I had made a statement similar to the above in an email to some fellow believers of full inclusion of GLBT people in the ELCA. A friend responded that my assessment was stark and somewhat disturbing. She followed that remark with a statement that unfortunately that rings true in her area of the country (Texas). I believe it rings true in most of the vast area of the USA between the coasts.
At this assembly…
A variety of verbal responses at the ELCA Draft Sexuality Statement hearings… took exception to same sex couples even being acknowledged as families by the ELCA… the unsuitability of raising children in same sex households… the need to ask same sex couples about their intimate sexual acts if they seek recognition of their relationships by the Church… the support of Old Testament passages on sexuality regardless of the fact that many other portions of this text are routinely considered out of date and out of context for current society… and an implication that love and commitment needs to be better defined for the benefit of LGBT people.

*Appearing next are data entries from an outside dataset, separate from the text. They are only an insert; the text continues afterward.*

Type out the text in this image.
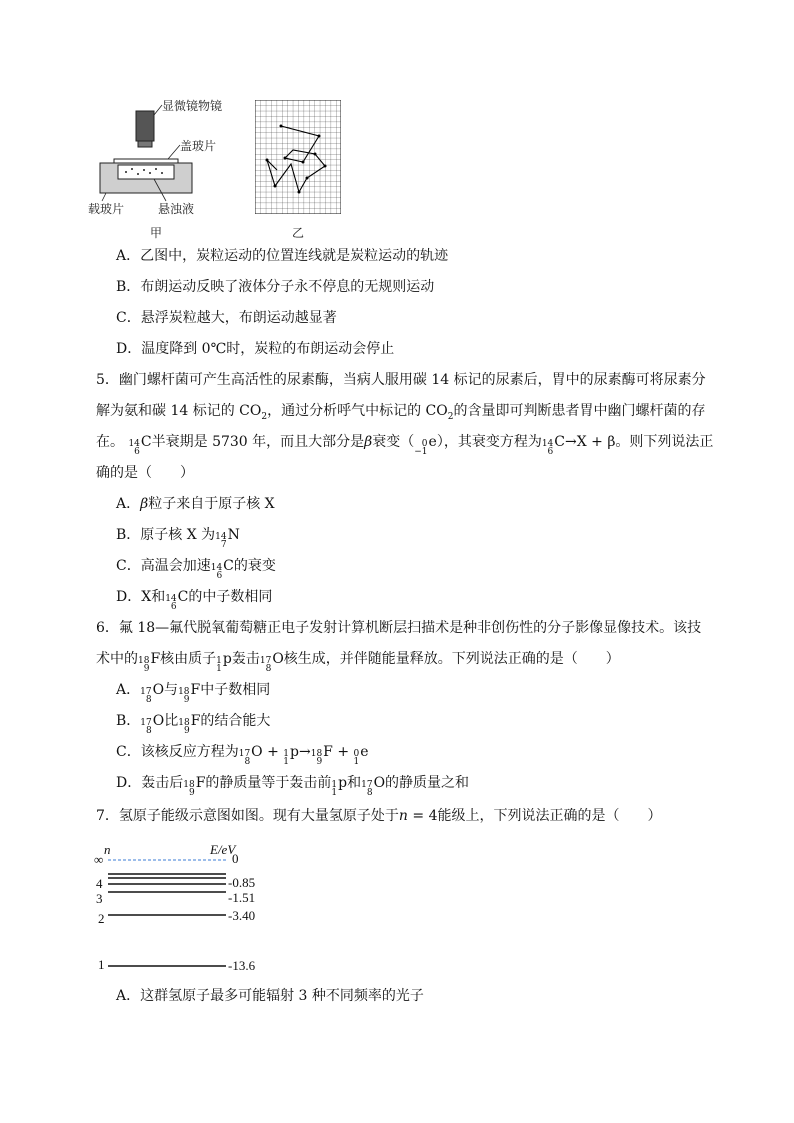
显微镜物镜
盖玻片
载玻片	悬浊液
甲	乙
A．乙图中，炭粒运动的位置连线就是炭粒运动的轨迹
B．布朗运动反映了液体分子永不停息的无规则运动
C．悬浮炭粒越大，布朗运动越显著
D．温度降到 0℃时，炭粒的布朗运动会停止
5．幽门螺杆菌可产生高活性的尿素酶，当病人服用碳 14 标记的尿素后，胃中的尿素酶可将尿素分
解为氨和碳 14 标记的 $CO_2$，通过分析呼气中标记的 $CO_2$的含量即可判断患者胃中幽门螺杆菌的存
在。 14
6
C半衰期是 5730 年，而且大部分是β衰变（ 0
−1
e），其衰变方程为 14
6
C→X + β。则下列说法正
确的是（　　）
A．β粒子来自于原子核 X
B．原子核 X 为 14
7
N
C．高温会加速 14
6
C的衰变
D．X和 14
6
C的中子数相同
6．氟 18—氟代脱氧葡萄糖正电子发射计算机断层扫描术是种非创伤性的分子影像显像技术。该技
术中的 18
9
F核由质子 1
1
p轰击 17
8
O核生成，并伴随能量释放。下列说法正确的是（　　）
A． 17
8
O与 18
9
F中子数相同
B． 17
8
O比 18
9
F的结合能大
C．该核反应方程为 17
8
O + 1
1
p→ 18
9
F + 0
1
e
D．轰击后 18
9
F的静质量等于轰击前 1
1
p和 17
8
O的静质量之和
7．氢原子能级示意图如图。现有大量氢原子处于n = 4能级上，下列说法正确的是（　　）
n	E/eV
∞	0
4	-0.85
3	-1.51
2	-3.40
1	-13.6
A．这群氢原子最多可能辐射 3 种不同频率的光子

A positive note from these hearings is the fact that a person in a same sex committed relationship of 24 years received applause from a majority of the audience when he spoke of his son, partner and relationship as being as legitimate as any heterosexual relationship. A closing word of wisdom was a remark from another supporter who reiterated that the Church has no business inquiring on one’s sexual practices, both gay and straight. She received the only other applause during the hearing.
A Synod GLBT Task Force sponsored resolution asking the synod to urge legislators to include GLBT people in the list of people protected under hate crime legislation failed by a 60/40 vote. There were a variety of mean spirited remarks made during this vote including… the resolution was submitted on the floor to deny people time to review it.. it was part of a gay agenda that had implications beyond the hate crime legislation… and a lawyer pronounced that this resolution was just not quite right and could be misused in a variety of ways. To me this as the saddest part of the weekend that our synod could not support the protection of the rights of GLBT people against hate crimes.

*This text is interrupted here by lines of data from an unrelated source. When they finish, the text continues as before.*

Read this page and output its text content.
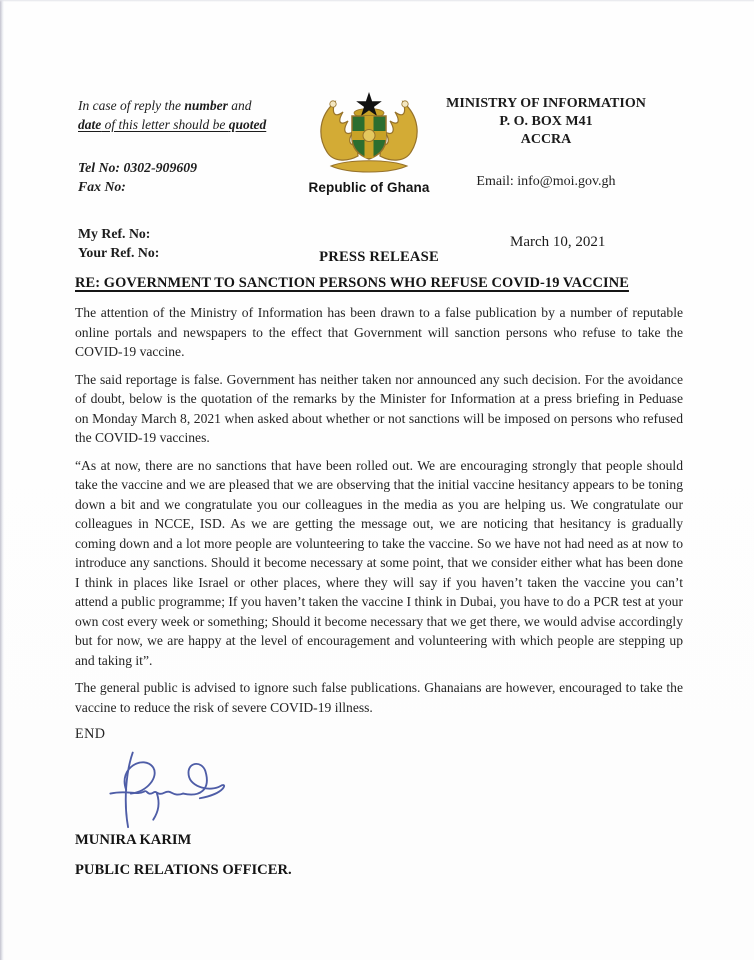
In case of reply the number and
date of this letter should be quoted
Tel No: 0302-909609
Fax No:
My Ref. No:
Your Ref. No:
Republic of Ghana
MINISTRY OF INFORMATION
P. O. BOX M41
ACCRA
Email: info@moi.gov.gh
March 10, 2021
PRESS RELEASE
RE: GOVERNMENT TO SANCTION PERSONS WHO REFUSE COVID-19 VACCINE

The attention of the Ministry of Information has been drawn to a false publication by a number of reputable online portals and newspapers to the effect that Government will sanction persons who refuse to take the COVID-19 vaccine.

The said reportage is false. Government has neither taken nor announced any such decision. For the avoidance of doubt, below is the quotation of the remarks by the Minister for Information at a press briefing in Peduase on Monday March 8, 2021 when asked about whether or not sanctions will be imposed on persons who refused the COVID-19 vaccines.

“As at now, there are no sanctions that have been rolled out. We are encouraging strongly that people should take the vaccine and we are pleased that we are observing that the initial vaccine hesitancy appears to be toning down a bit and we congratulate you our colleagues in the media as you are helping us. We congratulate our colleagues in NCCE, ISD. As we are getting the message out, we are noticing that hesitancy is gradually coming down and a lot more people are volunteering to take the vaccine. So we have not had need as at now to introduce any sanctions. Should it become necessary at some point, that we consider either what has been done I think in places like Israel or other places, where they will say if you haven’t taken the vaccine you can’t attend a public programme; If you haven’t taken the vaccine I think in Dubai, you have to do a PCR test at your own cost every week or something; Should it become necessary that we get there, we would advise accordingly but for now, we are happy at the level of encouragement and volunteering with which people are stepping up and taking it”.

The general public is advised to ignore such false publications. Ghanaians are however, encouraged to take the vaccine to reduce the risk of severe COVID-19 illness.

END
MUNIRA KARIM
PUBLIC RELATIONS OFFICER.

A positive aspect of the weekend was our presence at the resource fair. Our display received many supportive visitors. We did not receive any negative responses. We did get some good prospects for our RIC training and a person volunteered to serve on our task force. Regardless of votes, I think this display is important to remind people that we are still here, still gay and still looking for inclusion.
Where will the ELCA stand after next year’s Churchwide Assembly? Who knows? I do support many speakers assertion at the sexuality draft hearings that the ELCA needs to stop creating documents that attempt to please everyone. They have done this for 10 years with no one being happy. They need to take a stand one way or the other and take the consequences. Some will go, but some will come. Most of all, the discussion will be done.